Valmajour l'ancien risqua un coup d'oeil vers les billets:
«Moi, ça me paraît raisonnable… Dé qué n'en disés?»
Elle n'en disait rien, attendait la suite, ce que Méjean préparait en tournant et retournant son portefeuille: «À ces cinq mille francs, nous en joindrons cinq mille que voici pour ravoir… pour ravoir…» L'émotion l'étranglait. Cruelle commission que Rosalie lui avait donnée là. Ah! il en coûte souvent de passer pour un homme paisible et fort; on exige de vous bien plus que des autres. Il ajouta très vite «le portrait de mademoiselle Le Quesnoy.
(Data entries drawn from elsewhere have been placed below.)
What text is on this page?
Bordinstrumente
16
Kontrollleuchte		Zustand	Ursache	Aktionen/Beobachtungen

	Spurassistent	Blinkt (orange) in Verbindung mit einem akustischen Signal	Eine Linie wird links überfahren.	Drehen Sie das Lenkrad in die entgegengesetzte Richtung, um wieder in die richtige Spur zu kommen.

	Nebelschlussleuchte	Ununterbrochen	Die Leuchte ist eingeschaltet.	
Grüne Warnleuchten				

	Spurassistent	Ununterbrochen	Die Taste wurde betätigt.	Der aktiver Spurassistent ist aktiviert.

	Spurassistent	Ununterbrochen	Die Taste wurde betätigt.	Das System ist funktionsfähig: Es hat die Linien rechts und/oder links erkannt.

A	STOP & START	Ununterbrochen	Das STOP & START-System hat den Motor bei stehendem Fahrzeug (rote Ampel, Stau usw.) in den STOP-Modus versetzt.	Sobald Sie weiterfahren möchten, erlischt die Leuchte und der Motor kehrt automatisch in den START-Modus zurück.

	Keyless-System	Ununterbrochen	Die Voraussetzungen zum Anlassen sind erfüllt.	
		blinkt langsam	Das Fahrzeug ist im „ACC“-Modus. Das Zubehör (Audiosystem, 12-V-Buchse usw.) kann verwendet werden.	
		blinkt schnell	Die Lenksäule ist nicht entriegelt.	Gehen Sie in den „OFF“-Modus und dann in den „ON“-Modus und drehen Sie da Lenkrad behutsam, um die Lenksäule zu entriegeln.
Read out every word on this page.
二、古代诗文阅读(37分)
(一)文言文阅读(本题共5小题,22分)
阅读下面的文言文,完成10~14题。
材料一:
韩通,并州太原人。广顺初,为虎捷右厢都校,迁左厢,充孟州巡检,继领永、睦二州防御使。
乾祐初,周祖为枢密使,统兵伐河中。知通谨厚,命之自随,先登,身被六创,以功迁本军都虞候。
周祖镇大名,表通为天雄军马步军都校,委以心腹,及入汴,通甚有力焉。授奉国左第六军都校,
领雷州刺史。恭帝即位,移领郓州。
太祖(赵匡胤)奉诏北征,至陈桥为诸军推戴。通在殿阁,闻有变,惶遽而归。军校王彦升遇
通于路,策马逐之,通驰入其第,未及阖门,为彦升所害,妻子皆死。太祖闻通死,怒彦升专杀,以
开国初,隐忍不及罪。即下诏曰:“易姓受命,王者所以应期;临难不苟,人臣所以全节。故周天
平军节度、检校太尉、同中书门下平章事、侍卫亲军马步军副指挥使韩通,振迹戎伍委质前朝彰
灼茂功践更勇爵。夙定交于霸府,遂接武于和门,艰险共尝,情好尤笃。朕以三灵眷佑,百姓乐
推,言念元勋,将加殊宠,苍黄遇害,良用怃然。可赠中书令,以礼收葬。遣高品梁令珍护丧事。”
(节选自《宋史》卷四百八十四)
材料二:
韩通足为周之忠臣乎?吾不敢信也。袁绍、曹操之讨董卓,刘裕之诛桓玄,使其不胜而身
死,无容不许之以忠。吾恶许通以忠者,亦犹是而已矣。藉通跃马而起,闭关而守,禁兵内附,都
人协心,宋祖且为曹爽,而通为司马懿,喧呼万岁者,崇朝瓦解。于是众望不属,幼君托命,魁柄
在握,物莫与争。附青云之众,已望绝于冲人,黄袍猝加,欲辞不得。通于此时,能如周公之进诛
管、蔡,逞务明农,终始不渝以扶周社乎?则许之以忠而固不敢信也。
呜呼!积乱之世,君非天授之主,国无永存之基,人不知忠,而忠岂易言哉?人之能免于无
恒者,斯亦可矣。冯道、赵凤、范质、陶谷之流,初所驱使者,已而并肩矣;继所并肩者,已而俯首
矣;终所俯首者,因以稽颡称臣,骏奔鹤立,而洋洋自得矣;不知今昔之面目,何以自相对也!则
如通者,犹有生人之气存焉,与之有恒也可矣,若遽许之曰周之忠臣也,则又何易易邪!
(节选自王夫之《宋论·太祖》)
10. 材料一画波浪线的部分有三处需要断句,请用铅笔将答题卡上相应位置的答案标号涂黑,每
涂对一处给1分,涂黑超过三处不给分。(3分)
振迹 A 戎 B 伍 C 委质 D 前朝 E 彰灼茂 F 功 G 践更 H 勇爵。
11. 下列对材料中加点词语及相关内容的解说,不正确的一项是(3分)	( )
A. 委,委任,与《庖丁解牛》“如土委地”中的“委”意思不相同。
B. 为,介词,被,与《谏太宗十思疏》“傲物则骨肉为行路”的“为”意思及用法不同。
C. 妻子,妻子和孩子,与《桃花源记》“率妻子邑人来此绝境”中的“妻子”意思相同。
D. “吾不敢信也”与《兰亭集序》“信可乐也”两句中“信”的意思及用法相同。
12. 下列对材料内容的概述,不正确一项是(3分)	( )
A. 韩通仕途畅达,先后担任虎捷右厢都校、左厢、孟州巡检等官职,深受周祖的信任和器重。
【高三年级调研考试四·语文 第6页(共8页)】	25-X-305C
— Enfin!… nous y voilà… Le portrait… Je savais bien, pardi!» Elle ponctuait chaque mot d'un saut de chèvre. «Comme ça, vous croyez qu'on nous aura fait venir de l'autre bout de la France, qu'on nous aura tout promis à nous qui ne demandions rien, et puis qu'on nous mettra dehors comme des chiens qui auraient fait leurs malpropretés partout… Reprenez votre argent, monsieur… Pour sûr que nous ne partirons pas, vous pouvez-y dire, et qu'on ne le leur rendra pas, le portrait… C'est un papier, ça… Je le garde dans ma saquette… Il ne me quitte jamais et je le montrerai dans Paris, avec ce qu'il y a d'écrit dessus, pour que le monde sache que tous ces Roumestan c'est qu'une famille de menteurs… de menteurs…»
Elle écumait.
— Mademoiselle Le Quesnoy est bien malade, dit Méjean très grave.
— Avaï!…
— Elle va quitter Paris et probablement n'y rentrera pas… vivante.
Audiberte ne répondit rien, mais le rire muet de ses yeux, l'implacable dénégation de son front antique, bas et têtu, sous la petite coiffe en pointe, indiquaient assez la fermeté de son refus. Une tentation passait alors à Méjean de se jeter sur elle, d'arracher la saquette d'indienne de sa ceinture et de se sauver avec. Il se contint pourtant, essaya quelques prières inutiles, puis frémissant de rage lui aussi: «Vous vous en repentirez», dit- il, et il sortit, au grand regret du père Valmajour.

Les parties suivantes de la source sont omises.